The Ship to Shore Link (Return Link) is performed at L-Band for the up-path (1638.6 - 1644.5 MHz) and at C-Band for the down-path (4194.6 - 4200.5 MHz).

The Flight Control Centre is located at Redu and the TT&C ground station working at C-Band at Villafranca. A back-up VHF TT&C station and telemetry reception in C-Band is located at Redu.

MARECS Missions History

MARECS-A was launched on December 19, 1981 and MARECS-B2 on November 9, 1984. Both satellites were leased to INMARSAT to provide maritime satellite communication services in the Atlantic Ocean Region (MARECS-A) and in the Pacific Ocean Region (MARECS-B2).

In 1986 INMARSAT requested to relocate the two MARECS satellites. Thus MARECS-B2 was moved from the Pacific Ocean Region (POR) to the Atlantic Ocean Region (AOR), whilst MARECS-A was moved to the POR to be used as in stand-by.

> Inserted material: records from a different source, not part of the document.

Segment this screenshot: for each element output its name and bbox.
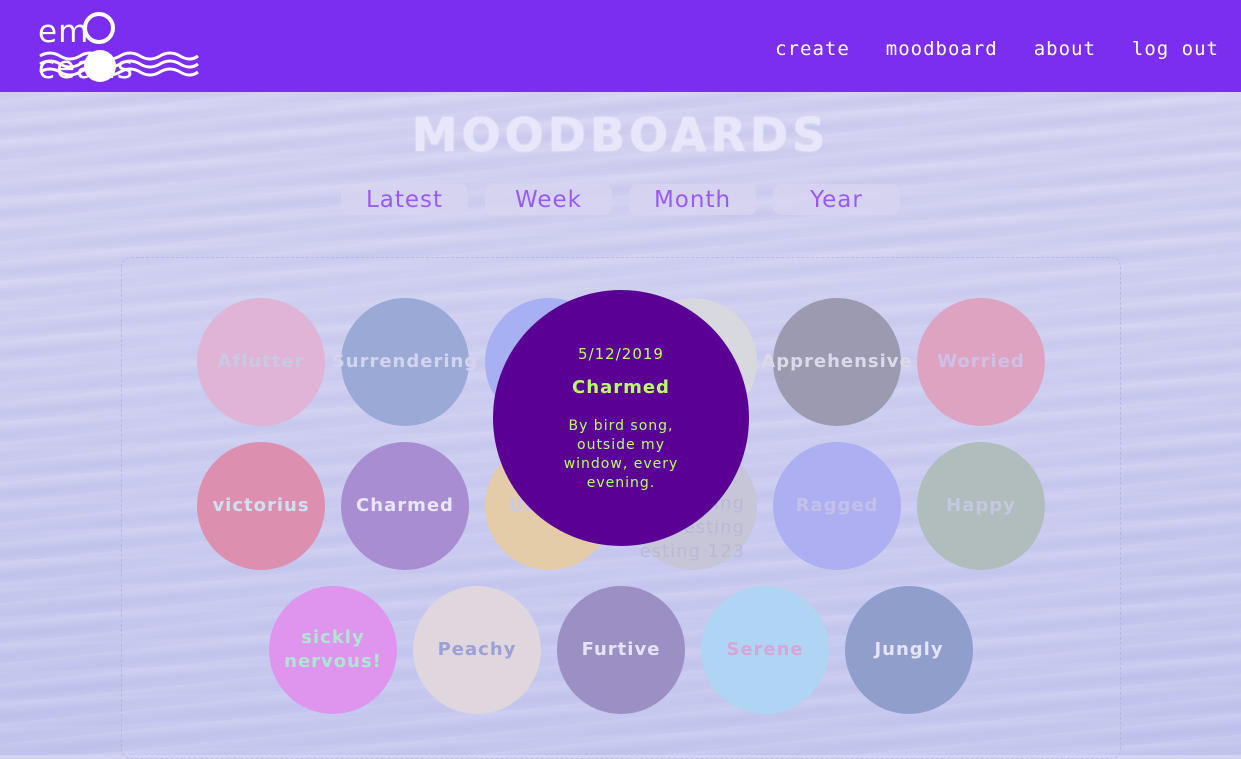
mood-circle-jungly[interactable]: Jungly bbox=[845, 586, 973, 714]
mood-detail-popup[interactable]: 5/12/2019 Charmed By bird song, outside … bbox=[493, 290, 749, 546]
mood-circle-worried[interactable]: Worried bbox=[917, 298, 1045, 426]
mood-circle-surrendering[interactable]: Surrendering bbox=[332, 298, 477, 426]
filter-month-button[interactable]: Month bbox=[629, 184, 756, 215]
mood-circle-sickly-nervous[interactable]: sickly nervous! bbox=[269, 586, 397, 714]
popup-date: 5/12/2019 bbox=[578, 345, 664, 363]
mood-circle-furtive[interactable]: Furtive bbox=[557, 586, 685, 714]
mood-label: Peachy bbox=[437, 639, 517, 660]
mood-label: victorius bbox=[212, 495, 310, 516]
mood-label: Surrendering bbox=[331, 351, 479, 372]
nav-create-link[interactable]: create bbox=[775, 38, 850, 60]
nav-logout-link[interactable]: log out bbox=[1132, 38, 1219, 60]
mood-circle-serene[interactable]: Serene bbox=[701, 586, 829, 714]
filter-latest-button[interactable]: Latest bbox=[341, 184, 468, 215]
mood-circle-charmed[interactable]: Charmed bbox=[341, 442, 469, 570]
mood-label: Ragged bbox=[795, 495, 879, 516]
mood-circle-apprehensive[interactable]: Apprehensive bbox=[761, 298, 912, 426]
mood-label: Apprehensive bbox=[761, 351, 913, 372]
filter-year-button[interactable]: Year bbox=[773, 184, 900, 215]
top-navbar: emceans create moodboard about log out bbox=[0, 0, 1241, 92]
nav-about-link[interactable]: about bbox=[1034, 38, 1096, 60]
page-title: MOODBOARDS bbox=[411, 108, 830, 162]
emoceans-logo[interactable]: emceans bbox=[38, 4, 200, 86]
mood-label: Worried bbox=[937, 351, 1025, 372]
mood-label: sickly nervous! bbox=[284, 627, 382, 672]
mood-label: Aflutter bbox=[217, 351, 305, 372]
popup-emotion: Charmed bbox=[572, 377, 670, 398]
mood-circle-ragged[interactable]: Ragged bbox=[773, 442, 901, 570]
brand-text: emceans bbox=[38, 14, 134, 86]
mood-label: Charmed bbox=[356, 495, 454, 516]
time-filter-tabs: Latest Week Month Year bbox=[341, 184, 901, 215]
mood-circle-happy[interactable]: Happy bbox=[917, 442, 1045, 570]
mood-label: Serene bbox=[726, 639, 804, 660]
nav-moodboard-link[interactable]: moodboard bbox=[886, 38, 998, 60]
mood-label: Furtive bbox=[581, 639, 661, 660]
mood-circle-victorius[interactable]: victorius bbox=[197, 442, 325, 570]
mood-circle-peachy[interactable]: Peachy bbox=[413, 586, 541, 714]
mood-circle-aflutter[interactable]: Aflutter bbox=[197, 298, 325, 426]
main-nav: create moodboard about log out bbox=[775, 38, 1219, 60]
mood-label: Jungly bbox=[874, 639, 944, 660]
filter-week-button[interactable]: Week bbox=[485, 184, 612, 215]
popup-note: By bird song, outside my window, every e… bbox=[563, 418, 679, 491]
mood-label: Happy bbox=[946, 495, 1016, 516]
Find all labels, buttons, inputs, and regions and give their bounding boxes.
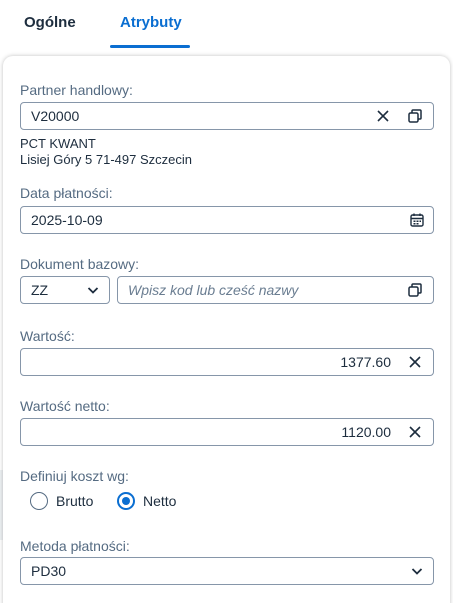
partner-field[interactable]: V20000 [20, 102, 434, 130]
payment-date-value: 2025-10-09 [31, 212, 103, 228]
document-type-value: ZZ [31, 282, 49, 298]
partner-address: Lisiej Góry 5 71-497 Szczecin [20, 152, 192, 167]
radio-netto-label: Netto [143, 493, 177, 509]
value-amount: 1377.60 [340, 354, 391, 370]
partner-value: V20000 [31, 108, 80, 124]
payment-method-value: PD30 [31, 563, 67, 579]
net-value-field[interactable]: 1120.00 [20, 418, 434, 446]
clear-icon[interactable] [405, 352, 425, 372]
tab-bar: Ogólne Atrybuty [0, 0, 453, 50]
chevron-down-icon [83, 280, 103, 300]
base-document-label: Dokument bazowy: [20, 256, 140, 272]
radio-brutto[interactable]: Brutto [30, 492, 93, 510]
cost-basis-label: Definiuj koszt wg: [20, 468, 129, 484]
document-search-placeholder: Wpisz kod lub cześć nazwy [128, 282, 299, 298]
document-type-select[interactable]: ZZ [20, 276, 110, 304]
radio-netto[interactable]: Netto [117, 492, 176, 510]
active-tab-indicator [110, 45, 190, 48]
calendar-icon[interactable] [407, 210, 427, 230]
payment-date-field[interactable]: 2025-10-09 [20, 206, 434, 234]
radio-netto-circle[interactable] [117, 492, 135, 510]
value-help-icon[interactable] [405, 106, 425, 126]
chevron-down-icon [407, 561, 427, 581]
payment-method-select[interactable]: PD30 [20, 557, 434, 585]
clear-icon[interactable] [373, 106, 393, 126]
value-label: Wartość: [20, 328, 75, 344]
payment-date-label: Data płatności: [20, 185, 113, 201]
tab-attributes[interactable]: Atrybuty [120, 14, 182, 31]
clear-icon[interactable] [405, 422, 425, 442]
document-search-input[interactable]: Wpisz kod lub cześć nazwy [117, 276, 434, 304]
net-value-label: Wartość netto: [20, 398, 110, 414]
partner-name: PCT KWANT [20, 136, 96, 151]
value-field[interactable]: 1377.60 [20, 348, 434, 376]
attributes-panel: Partner handlowy: V20000 PCT KWANT Lisie… [3, 56, 450, 603]
payment-method-label: Metoda płatności: [20, 538, 130, 554]
radio-brutto-label: Brutto [56, 493, 94, 509]
net-value-amount: 1120.00 [341, 424, 391, 440]
tab-general[interactable]: Ogólne [24, 14, 76, 31]
partner-label: Partner handlowy: [20, 82, 133, 98]
radio-brutto-circle[interactable] [30, 492, 48, 510]
value-help-icon[interactable] [405, 280, 425, 300]
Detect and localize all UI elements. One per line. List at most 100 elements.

In 1991 MARECS-A was removed from INMARSAT services and relocated to 22.5° East due to an extended degradation of solar array sections and has since then been successfully used by ESA for land mobile experimental communications with the ground based PRODAT terminal being located at Villafranca and later at Lario (Italy).

Following a request of INMARSAT, MARECS-B2 was moved in 1990 to 55.5° West to cover a new region (AOR-West) with prime maritime communication services. The new relocation was preceded by an extensive campaign of 28 manoeuvres compressing effectively three years of North-South station keeping into three months. 38 Kg hydrazine were expended in 33 hours of thruster firings, to impart a delta V of 132 m/sec.

INMARSAT requested again in 1992 to relocate MARECS-B2 to 15° West (AOR-East) where it stayed till December 1996 when MARECS leasing to INMARSAT finished.

MARECS-B2  is being used by FUGRO Co. since May 1997 to disseminate differential GPS data to South America and Africa FUGRO users.

As a consequence of a further loss on solar array section MARECS-A was not able anymore to support communications service in eclipse. Therefore, the decision was made to terminate the mission. MARECS-A was de-orbited on 22 August 1996. The future prospects of MARECS-B2 mission is primarily limited by the extended degradation of its solar array sections.